Features | Awards

The Alabama Hot Pocket Award for Bedroom Innovation

By Jessica Faulds | 6 December 2010

Lab Coast / Extra Happy Ghost!!!
Lab Coast / Extra Happy Ghost!!! Split 7”
(Saved By Radio; 2010)







There’s no way to describe the shared aesthetic of Lab Coast and Extra Happy Ghost!!! without making them sound like a sloppy afterbirth of 2010 buzzwords. They’re lo-fi, home-recorded, swaddled in reverb, and a just little sun-bleached. Yet both bands seem to come by their sounds honestly, driven by the whimsical sense of freedom that comes, ironically, with low-production-value limits. These songs aren’t just being played—they’re being played with. They transmit the joy of fudging around on some half-broken synth in your basement, of writing without stopping to think. And it’s this sense of tinkering, as well as the unabashed celebration of melody, that make this 7” from two unheard-of Calgary artists one of the most uncomplicatedly enjoyable releases I’ve heard all year.

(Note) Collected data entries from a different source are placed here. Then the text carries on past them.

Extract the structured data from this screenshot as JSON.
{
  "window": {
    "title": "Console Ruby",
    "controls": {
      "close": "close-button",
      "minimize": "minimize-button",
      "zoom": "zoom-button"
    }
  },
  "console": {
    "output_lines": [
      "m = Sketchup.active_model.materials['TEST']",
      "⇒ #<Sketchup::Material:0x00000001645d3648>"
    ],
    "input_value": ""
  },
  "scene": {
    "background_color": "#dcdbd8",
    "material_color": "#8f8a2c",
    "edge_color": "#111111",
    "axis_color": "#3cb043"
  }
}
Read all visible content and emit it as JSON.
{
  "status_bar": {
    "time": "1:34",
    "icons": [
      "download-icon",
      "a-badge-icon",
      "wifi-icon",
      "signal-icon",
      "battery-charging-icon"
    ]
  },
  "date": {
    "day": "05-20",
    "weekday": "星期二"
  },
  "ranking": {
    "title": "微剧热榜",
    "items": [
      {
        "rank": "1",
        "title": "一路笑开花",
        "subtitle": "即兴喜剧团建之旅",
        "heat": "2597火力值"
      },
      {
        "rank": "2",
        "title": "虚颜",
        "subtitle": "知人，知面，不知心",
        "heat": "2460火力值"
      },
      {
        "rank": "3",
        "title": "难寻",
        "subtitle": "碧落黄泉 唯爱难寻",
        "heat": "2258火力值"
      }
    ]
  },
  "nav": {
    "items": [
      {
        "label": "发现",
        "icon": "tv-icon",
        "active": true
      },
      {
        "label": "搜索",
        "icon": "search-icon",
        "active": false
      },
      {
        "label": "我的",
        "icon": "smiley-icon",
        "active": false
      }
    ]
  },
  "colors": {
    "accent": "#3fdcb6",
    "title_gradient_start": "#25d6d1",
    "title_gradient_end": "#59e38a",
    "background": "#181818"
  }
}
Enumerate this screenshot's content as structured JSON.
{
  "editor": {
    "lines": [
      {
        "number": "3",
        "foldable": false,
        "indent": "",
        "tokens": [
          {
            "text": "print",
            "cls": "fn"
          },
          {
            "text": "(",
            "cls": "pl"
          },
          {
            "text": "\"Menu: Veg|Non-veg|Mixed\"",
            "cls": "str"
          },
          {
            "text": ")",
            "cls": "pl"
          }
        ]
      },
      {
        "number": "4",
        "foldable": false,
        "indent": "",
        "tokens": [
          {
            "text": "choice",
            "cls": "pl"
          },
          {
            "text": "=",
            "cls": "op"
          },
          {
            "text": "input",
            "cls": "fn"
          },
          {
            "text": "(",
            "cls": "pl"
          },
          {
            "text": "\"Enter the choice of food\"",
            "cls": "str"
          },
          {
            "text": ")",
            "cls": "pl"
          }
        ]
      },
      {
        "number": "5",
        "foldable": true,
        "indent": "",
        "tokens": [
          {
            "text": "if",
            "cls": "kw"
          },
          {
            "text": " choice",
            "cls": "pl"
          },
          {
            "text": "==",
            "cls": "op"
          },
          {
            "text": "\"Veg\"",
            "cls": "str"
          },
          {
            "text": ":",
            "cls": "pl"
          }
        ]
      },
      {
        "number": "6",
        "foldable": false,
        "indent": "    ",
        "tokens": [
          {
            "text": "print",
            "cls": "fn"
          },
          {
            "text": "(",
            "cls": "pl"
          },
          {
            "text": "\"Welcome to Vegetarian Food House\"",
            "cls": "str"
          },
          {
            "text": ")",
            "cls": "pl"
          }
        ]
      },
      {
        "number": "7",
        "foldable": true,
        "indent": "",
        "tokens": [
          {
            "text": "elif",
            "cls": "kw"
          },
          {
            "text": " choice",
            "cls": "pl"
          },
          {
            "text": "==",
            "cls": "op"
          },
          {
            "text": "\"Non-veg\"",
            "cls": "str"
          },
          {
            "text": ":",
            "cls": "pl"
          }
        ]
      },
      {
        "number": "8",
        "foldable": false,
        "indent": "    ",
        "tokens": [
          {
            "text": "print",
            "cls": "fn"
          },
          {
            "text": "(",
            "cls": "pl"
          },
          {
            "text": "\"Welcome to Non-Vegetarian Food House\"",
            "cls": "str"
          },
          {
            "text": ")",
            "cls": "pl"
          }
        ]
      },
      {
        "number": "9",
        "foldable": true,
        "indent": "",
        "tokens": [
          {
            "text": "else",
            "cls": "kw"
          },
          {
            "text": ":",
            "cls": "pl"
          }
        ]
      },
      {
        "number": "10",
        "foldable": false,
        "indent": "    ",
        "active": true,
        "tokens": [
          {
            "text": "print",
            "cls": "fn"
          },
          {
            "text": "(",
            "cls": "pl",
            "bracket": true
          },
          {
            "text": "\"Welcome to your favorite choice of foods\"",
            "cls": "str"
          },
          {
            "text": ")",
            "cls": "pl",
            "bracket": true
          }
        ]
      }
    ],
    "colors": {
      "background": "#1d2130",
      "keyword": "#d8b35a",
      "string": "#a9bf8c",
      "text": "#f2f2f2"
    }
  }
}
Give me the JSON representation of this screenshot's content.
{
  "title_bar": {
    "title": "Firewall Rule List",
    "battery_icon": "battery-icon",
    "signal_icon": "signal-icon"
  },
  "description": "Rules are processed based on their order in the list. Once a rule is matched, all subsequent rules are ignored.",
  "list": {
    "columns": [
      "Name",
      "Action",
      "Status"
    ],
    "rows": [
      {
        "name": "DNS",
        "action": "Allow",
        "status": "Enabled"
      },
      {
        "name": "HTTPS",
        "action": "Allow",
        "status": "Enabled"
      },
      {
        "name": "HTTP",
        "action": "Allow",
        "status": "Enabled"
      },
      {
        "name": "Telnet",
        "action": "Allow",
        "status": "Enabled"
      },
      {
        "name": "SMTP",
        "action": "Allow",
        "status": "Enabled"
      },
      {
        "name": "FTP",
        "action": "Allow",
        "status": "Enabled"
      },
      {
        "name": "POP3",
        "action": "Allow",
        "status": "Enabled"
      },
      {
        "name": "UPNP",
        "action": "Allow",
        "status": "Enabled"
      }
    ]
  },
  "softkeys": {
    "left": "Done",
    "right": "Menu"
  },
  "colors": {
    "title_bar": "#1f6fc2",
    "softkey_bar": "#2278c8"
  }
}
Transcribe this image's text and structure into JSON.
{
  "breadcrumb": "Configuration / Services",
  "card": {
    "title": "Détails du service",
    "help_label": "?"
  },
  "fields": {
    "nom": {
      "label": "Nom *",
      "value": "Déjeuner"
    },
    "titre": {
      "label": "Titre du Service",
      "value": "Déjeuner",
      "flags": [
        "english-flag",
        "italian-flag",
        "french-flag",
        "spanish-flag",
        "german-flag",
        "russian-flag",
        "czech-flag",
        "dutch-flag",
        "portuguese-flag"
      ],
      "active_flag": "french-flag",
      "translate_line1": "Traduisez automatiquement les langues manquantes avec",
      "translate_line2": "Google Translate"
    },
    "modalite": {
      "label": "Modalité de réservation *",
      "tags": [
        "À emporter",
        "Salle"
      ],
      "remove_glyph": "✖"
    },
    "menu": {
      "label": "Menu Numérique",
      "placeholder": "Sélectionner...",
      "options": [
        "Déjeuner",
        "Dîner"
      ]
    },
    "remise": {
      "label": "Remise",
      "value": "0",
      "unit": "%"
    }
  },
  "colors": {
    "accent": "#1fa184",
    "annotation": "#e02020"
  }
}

The EP kicks off with a dirty crash cymbal sizzling over a toy piano in Lab Coast’s “For Now,” a perfectly abrupt opening for a ten-minute record jam-packed with hooks, echoes, tinned-out guitars, keyboard burps, and other musical minutiae. This sounds like the audio equivalent of a packrat kid’s bedroom—marbles and mason jars and tent pegs and bottlecaps spilling onto every available surface. Or it sounds like a radio with the dial set at the fuzzy edge of a 90s college radio station. Or it sounds like the cuttings of slacker rock growing wild, roots reaching in every direction.

Lab Coast offer the album’s most upbeat moments, with “For Now” equally distributing its hooks between instruments, and “Will I Be” bouncing on a tide of guitar jangle. The usual half-asleep fuzz pop is here wide-eyed and alert, maybe even a little hyper. Imagine Pavement after a few too many cups of coffee. Still, their ambitions never get out of hand. Unlike most revivalists , Lab Coast never give the impression that they’re trying too hard. In fact, singer David Laing references the slacker-dom head-on in “For Now,” asking, “Why don’t you do the things you say you have to do?” It’s a disarmingly straightforward question aimed right at the heart of Generation Y—the very same people to whom Lab Coast’s songs will feel instantly, nostalgically familiar. In the case of Lab Coast’s music, the medium and message chase each other’s tails, laziness here being the zenith of accomplishment.

Extra Happy Ghost!!! are in slightly murkier territory than their album-mates, both in terms of genre and sound. The songs remain lo-fuzz, with the satisfying wet towel-slaps of the snares still landing solidly on the backbeats, but EHG!!! dabble and experiment within the confines they’ve set for themselves. “1990s Brain Damage” features falsetto harmonies and a keyboard solo that sounds like white noise being pushed around with a dial. “Mechanical 111” includes vocals that sound like they’ve been shot out into space. Yet these songs are inescapably catchy, despite a hint of melancholy and lyrical abstraction. “1990s Brain Damage” is the EP’s slow jam, a dejected, lurching track that is nevertheless more disheartened than outright depressed. “Mechanical 111,” meanwhile, lays a sad-robot narrative over the celebratory echoes of organs and drum machines. “When you’re gone, how I miss the hum,” sings Matthew Swann, and whatever it means, it’s clearly the clearest articulation of sadness he’s willing to offer.

This EP runs the gamut of shambling ’90s college-radio lo-fi rock—which admittedly isn’t much of a gamut, but it’s enough to remind listeners of the genre’s merits, and of why bedroom recordings and junked toys are going to remain in play no matter how technology evolves. Not just because of their retro cachet, but because they’re fun. Making music is pleasure, this record reminds us. Behind closed doors, this is what is happening in the bedrooms of the nation.